C’est la petite info de la semaine, qui est passée sous les radars, mais sur laquelle il faut revenir : la banque qui possède la plus forte exposition aux produits dérivés dans le monde n’est pas la JP Morgan, comme on le pensait, mais la Deutsche Bank. Comme l’indique son rapport annuel 2012, la banque est exposée à hauteur de, attention retour à la ligne :
55.605.039.000.000 euros, autrement dit 55.605 milliards d’euros, 55 mille milliards d’euros, ou 55,6 trillions d’euros, ouf.
Par comparaison, le PIB de l’Allemagne s’élevait à 2012 à 2.644 milliards d’euros, ce qui signifie que les engagements de la première banque du pays dans les produits dérivés sont vingt fois plus élevés que toute la richesse crée en un an dans la première puissance économique européenne. Converti en dollars, cela représente 72,8 trillions de dollars, soit un peu plus que la JP Morgan. L’Europe détient le record, la première banque au cœur du pays le plus solide, bravo !
Mais il ne faudrait pas s’inquiéter selon les comptables de la banque allemande, car tous ces engagements sont compensés et, au final, l’exposition nette ressort à 20,3 milliards d’euros seulement. C’est ce qu’expliquent les dirigeants des grandes banques lorsqu’on met ce sujet sur la table : les positions s’équilibrent. Quand un engagement est pris sur un produit dérivé, la banque achète une protection (la position inverse) pour se prémunir.
Mais au fait, à qui achète-t-elle cette protection ? A une autre banque… En réalité toutes les grandes banques se vendent des produits dérivés, ce qui signifie que si l’une d’entre elles fait faillite, toutes les autres plongent ! Les protections vendues par la banque en faillite s’évanouissent, et les autres banques voient leur exposition nette exploser et tombent également. C’est ce qui a failli se produire avec la faillite d’AIG en septembre 2008 qui était la contrepartie de nombreux établissements financiers, et qui a été sauvée en catastrophe par l’Etat américain. Le calcul de l’exposition nette est ainsi purement théorique. Les dépôts de la Deutsche Bank représentent un centième de ces 55,6 trillions d’euros de produits dérivés, Chypre à côté c’est de la rigolade.

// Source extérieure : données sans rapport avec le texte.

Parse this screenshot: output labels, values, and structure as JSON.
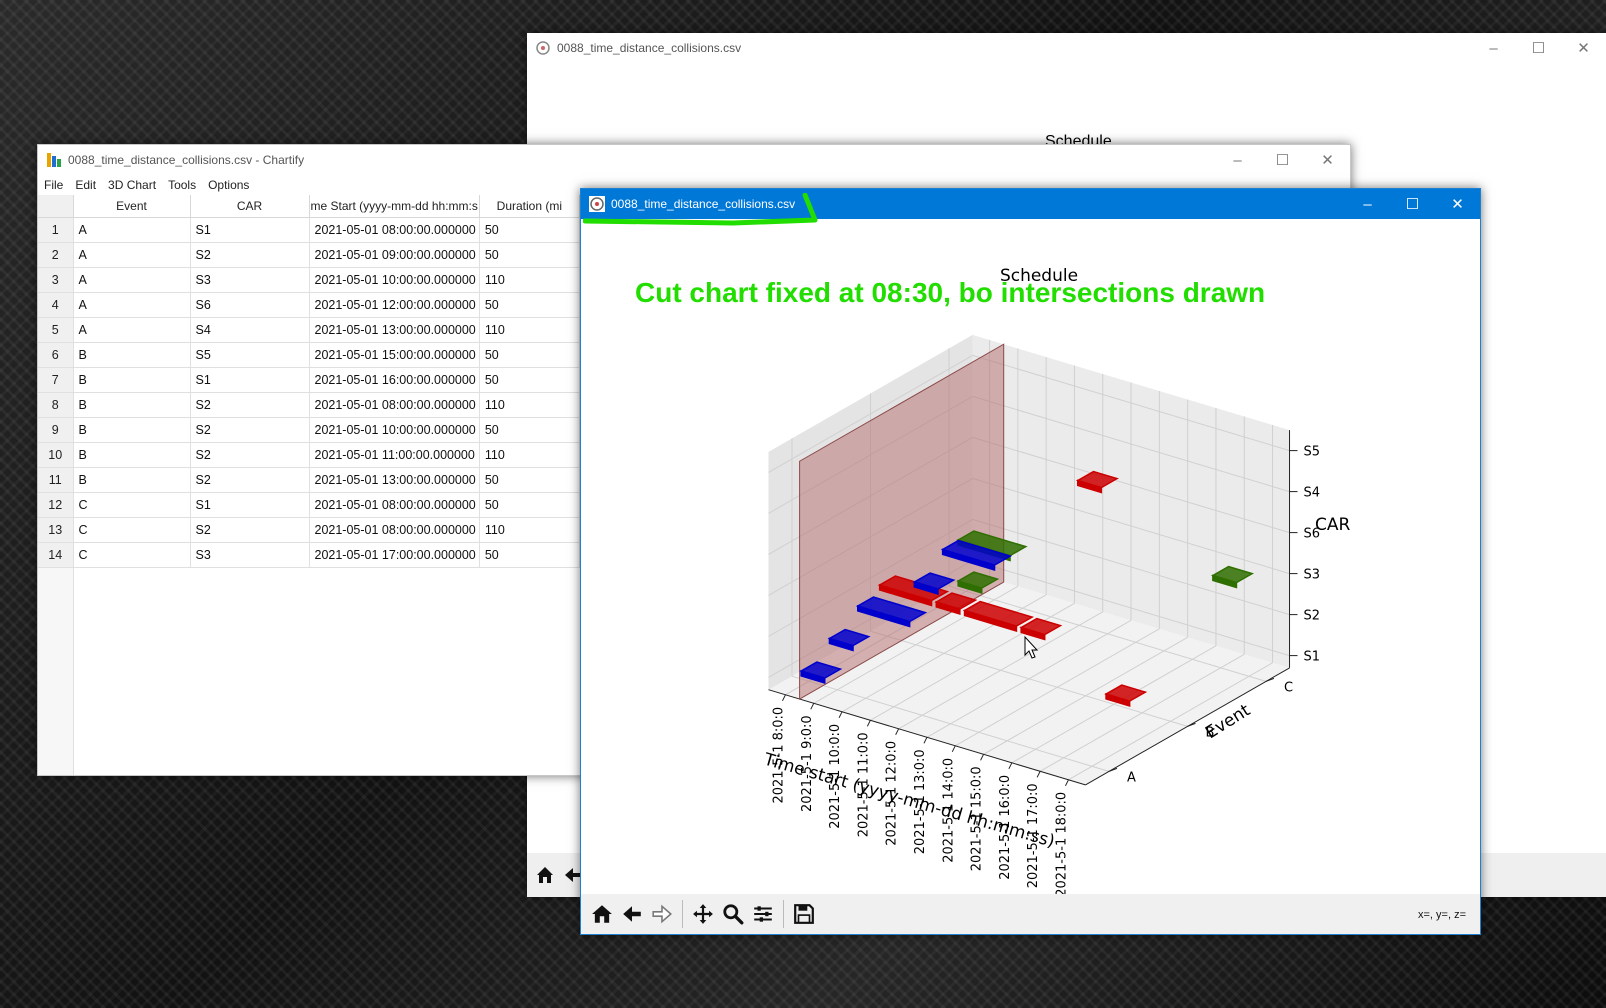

Toutes les grandes banques se tiennent ainsi en équilibre sur une montagne de produits dérivés qui devient très friable en période de crise. Il y a tout de même un point positif dans cette affaire : le siège de la Deutsche Bank se trouve à Francfort, comme celui de la BCE, ainsi Mario Draghi n’aura que quelques rues à traverser en cas de problème.